The Bristol Bears will use the Dual Energy X-ray Absorptiometry (DXA) scanning equipment, located at the Children of the 90s clinic, to measure how body composition asymmetry affects the likelihood of injury for professional rugby union players.
Principal Investigator, Dr James Morehen from Bristol Bears Rugby, commented: "The incidence rate for match injuries in elite senior men's Rugby Union is high in comparison to most team sports, with an average of 27 days missed following an injury. Injuries can create a physical, financial, and psychological cost to athletes, coaches, and sporting organisations. It is, therefore, important to research potential modifiable risk factors in rugby players to reduce this risk of injury.
"As an individual's body composition can have implications for athletic performance and health, it is one potential modifiable risk factor.
"The study will look at the association between limb composition asymmetries, and changes in body composition, and injury incidence throughout the season. The facilities at the Children of the 90s clinic allow us to do this in great detail.
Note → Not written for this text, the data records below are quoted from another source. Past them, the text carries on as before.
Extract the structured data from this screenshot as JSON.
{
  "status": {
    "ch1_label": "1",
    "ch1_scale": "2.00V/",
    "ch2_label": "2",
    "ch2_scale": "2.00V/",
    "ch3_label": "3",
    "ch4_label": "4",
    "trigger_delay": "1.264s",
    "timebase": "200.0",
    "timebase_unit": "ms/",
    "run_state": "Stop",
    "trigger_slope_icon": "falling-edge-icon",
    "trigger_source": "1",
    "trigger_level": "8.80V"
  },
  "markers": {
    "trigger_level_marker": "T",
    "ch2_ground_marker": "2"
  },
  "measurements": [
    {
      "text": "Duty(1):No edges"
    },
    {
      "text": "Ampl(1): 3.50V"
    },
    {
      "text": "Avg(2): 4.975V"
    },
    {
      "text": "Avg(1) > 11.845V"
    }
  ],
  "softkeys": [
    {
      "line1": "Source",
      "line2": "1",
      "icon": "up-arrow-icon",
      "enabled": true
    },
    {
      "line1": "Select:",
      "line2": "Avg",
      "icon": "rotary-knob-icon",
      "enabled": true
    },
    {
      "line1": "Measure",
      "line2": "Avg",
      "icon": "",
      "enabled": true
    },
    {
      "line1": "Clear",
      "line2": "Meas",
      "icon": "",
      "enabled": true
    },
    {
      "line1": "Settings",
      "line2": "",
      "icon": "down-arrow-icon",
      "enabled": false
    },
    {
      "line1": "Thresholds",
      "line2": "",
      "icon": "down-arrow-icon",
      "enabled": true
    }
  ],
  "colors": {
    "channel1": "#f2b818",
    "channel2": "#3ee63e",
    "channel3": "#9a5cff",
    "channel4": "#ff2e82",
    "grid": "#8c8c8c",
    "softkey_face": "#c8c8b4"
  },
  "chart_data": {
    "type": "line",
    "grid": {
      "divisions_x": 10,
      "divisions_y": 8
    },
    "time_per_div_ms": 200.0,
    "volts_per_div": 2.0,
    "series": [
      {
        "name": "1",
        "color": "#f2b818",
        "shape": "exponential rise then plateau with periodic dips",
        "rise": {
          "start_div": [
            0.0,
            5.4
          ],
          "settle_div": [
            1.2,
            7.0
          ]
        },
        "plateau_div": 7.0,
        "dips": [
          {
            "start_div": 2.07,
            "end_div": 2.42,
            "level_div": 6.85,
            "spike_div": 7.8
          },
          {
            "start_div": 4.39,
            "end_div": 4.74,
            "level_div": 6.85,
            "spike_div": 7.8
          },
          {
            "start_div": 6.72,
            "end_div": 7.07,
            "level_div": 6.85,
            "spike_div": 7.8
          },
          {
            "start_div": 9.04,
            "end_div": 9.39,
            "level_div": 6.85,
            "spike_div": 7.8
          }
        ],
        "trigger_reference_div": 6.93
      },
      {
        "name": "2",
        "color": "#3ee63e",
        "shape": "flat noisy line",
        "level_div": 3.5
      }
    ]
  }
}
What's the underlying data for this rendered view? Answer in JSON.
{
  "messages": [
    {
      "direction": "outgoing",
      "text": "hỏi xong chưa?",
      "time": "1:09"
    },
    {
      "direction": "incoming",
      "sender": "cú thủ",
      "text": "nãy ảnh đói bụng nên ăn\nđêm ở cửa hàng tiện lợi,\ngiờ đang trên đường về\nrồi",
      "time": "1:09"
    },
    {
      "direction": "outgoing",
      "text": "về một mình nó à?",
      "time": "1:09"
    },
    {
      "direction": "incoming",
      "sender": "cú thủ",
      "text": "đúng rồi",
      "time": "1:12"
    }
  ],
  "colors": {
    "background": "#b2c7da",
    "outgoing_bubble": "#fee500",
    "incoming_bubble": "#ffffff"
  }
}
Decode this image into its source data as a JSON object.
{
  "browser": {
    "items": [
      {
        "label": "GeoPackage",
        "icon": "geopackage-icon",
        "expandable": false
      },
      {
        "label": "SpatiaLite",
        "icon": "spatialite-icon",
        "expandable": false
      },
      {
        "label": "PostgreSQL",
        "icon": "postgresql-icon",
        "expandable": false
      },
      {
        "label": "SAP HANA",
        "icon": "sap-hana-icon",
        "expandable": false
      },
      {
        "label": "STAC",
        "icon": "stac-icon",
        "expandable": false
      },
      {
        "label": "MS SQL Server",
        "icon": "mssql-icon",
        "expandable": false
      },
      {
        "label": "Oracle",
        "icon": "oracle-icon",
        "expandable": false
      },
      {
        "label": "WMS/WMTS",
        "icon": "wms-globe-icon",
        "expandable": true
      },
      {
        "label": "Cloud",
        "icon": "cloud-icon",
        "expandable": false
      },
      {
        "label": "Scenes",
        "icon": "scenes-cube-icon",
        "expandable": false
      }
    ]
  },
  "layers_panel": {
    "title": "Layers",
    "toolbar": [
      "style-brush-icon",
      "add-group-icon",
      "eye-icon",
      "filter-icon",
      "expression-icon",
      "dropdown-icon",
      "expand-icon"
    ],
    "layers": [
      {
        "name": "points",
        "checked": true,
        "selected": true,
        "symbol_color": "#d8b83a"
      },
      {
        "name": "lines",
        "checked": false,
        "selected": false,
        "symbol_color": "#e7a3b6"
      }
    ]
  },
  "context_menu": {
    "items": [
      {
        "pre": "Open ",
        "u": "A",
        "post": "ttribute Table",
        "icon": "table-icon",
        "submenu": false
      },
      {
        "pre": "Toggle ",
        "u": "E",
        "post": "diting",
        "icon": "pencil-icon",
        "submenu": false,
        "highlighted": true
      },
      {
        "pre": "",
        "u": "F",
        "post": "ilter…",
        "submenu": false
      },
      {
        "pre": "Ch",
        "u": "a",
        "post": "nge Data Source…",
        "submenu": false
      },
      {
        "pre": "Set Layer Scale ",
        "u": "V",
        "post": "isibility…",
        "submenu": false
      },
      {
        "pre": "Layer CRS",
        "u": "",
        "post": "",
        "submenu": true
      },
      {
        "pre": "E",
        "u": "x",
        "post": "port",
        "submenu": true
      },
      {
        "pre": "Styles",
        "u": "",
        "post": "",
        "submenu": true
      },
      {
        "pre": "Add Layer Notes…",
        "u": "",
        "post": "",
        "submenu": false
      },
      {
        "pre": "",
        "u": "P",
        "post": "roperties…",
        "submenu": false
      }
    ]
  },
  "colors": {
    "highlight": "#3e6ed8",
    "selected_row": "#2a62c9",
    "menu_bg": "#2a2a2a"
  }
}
Indeed, it has been great for us to learn more about the great work which Children of the 90s is doing, thanks to the Bristol community."
The DXA scanner (or bone densitometry) is an enhanced form of x-ray technology typically used in clinical scenarios to measure bone loss. For this study, and as in the Children of the 90s study, the equipment is used to measure total mass, fat mass, fat free mass, bone mineral density and bone mineral content.
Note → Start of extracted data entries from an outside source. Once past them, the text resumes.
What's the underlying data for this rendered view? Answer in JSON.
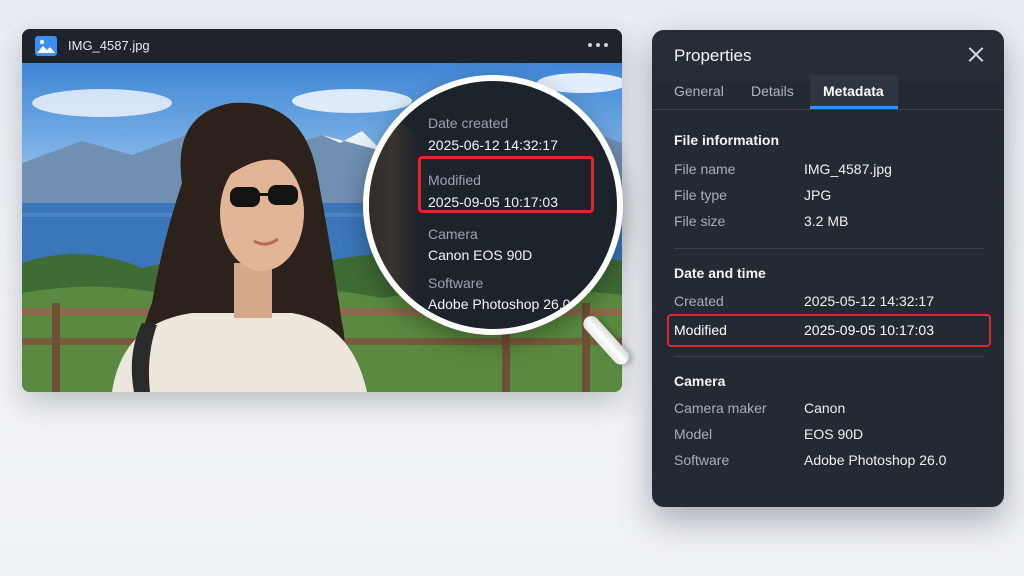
{
  "viewer": {
    "filename": "IMG_4587.jpg",
    "app_icon": "image-icon",
    "menu_icon": "more-options-icon"
  },
  "magnifier": {
    "rows": [
      {
        "label": "Date created",
        "value": "2025-06-12 14:32:17"
      },
      {
        "label": "Modified",
        "value": "2025-09-05 10:17:03"
      },
      {
        "label": "Camera",
        "value": "Canon EOS 90D"
      },
      {
        "label": "Software",
        "value": "Adobe Photoshop 26.0"
      }
    ]
  },
  "panel": {
    "title": "Properties",
    "tabs": [
      "General",
      "Details",
      "Metadata"
    ],
    "active_tab": "Metadata",
    "sections": {
      "file": {
        "title": "File information",
        "rows": [
          {
            "label": "File name",
            "value": "IMG_4587.jpg"
          },
          {
            "label": "File type",
            "value": "JPG"
          },
          {
            "label": "File size",
            "value": "3.2 MB"
          }
        ]
      },
      "datetime": {
        "title": "Date and time",
        "rows": [
          {
            "label": "Created",
            "value": "2025-05-12 14:32:17"
          },
          {
            "label": "Modified",
            "value": "2025-09-05 10:17:03"
          }
        ]
      },
      "camera": {
        "title": "Camera",
        "rows": [
          {
            "label": "Camera maker",
            "value": "Canon"
          },
          {
            "label": "Model",
            "value": "EOS 90D"
          },
          {
            "label": "Software",
            "value": "Adobe Photoshop 26.0"
          }
        ]
      }
    }
  },
  "colors": {
    "highlight": "#e0262b",
    "accent": "#3b8ff5",
    "panel_bg": "#232a33"
  }
}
Professor Nic Timpson, Principal Investigator of Children of the 90s, added: "It is fantastic that we are able to open the clinic for a new area of sports science research – and we are delighted that the Bristol Bears approached us to assess these leading athletes. It is not just great to open up our doors to exciting science, but this work marks part of our civic initiative in Bristol – really reaching out to our participants, the population of Bristol and, of course, new contacts in the Bears.
"Aside from scanning Bristol's finest rugby players, we are currently busy running our largest ever clinic here at Children of the 90s. We have seen thousands of participants already but each and every visit counts – so I’d love anyone eligible to get in touch and take part, particularly men."
Can you get involved in Children of the 90s?
Anyone born in or around Bristol and Weston super Mare in 1991 – 1992 is eligible to get involved in Bristol’s famous Children of the 90s. Their data helps scientists around the world learn about the causes of ill-health and disease – including asthma, autism, cancer, dementia, obesity and mental health. Come along to the current @30 clinic and you will receive £40 as a thank you! To find out more, text your name and date of birth to 07772 909090.
About Children of the 90s
Based at the University of Bristol, Children of the 90s, also known as the Avon Longitudinal Study of Parents and Children (ALSPAC), is a long-term health research project that enrolled more than 15,000 pregnant women in 1991 and 1992. It has been following the health and development of the parents, their children and now their grandchildren in detail ever since. It receives core funding from the Medical Research Council, the Wellcome Trust and the University of Bristol.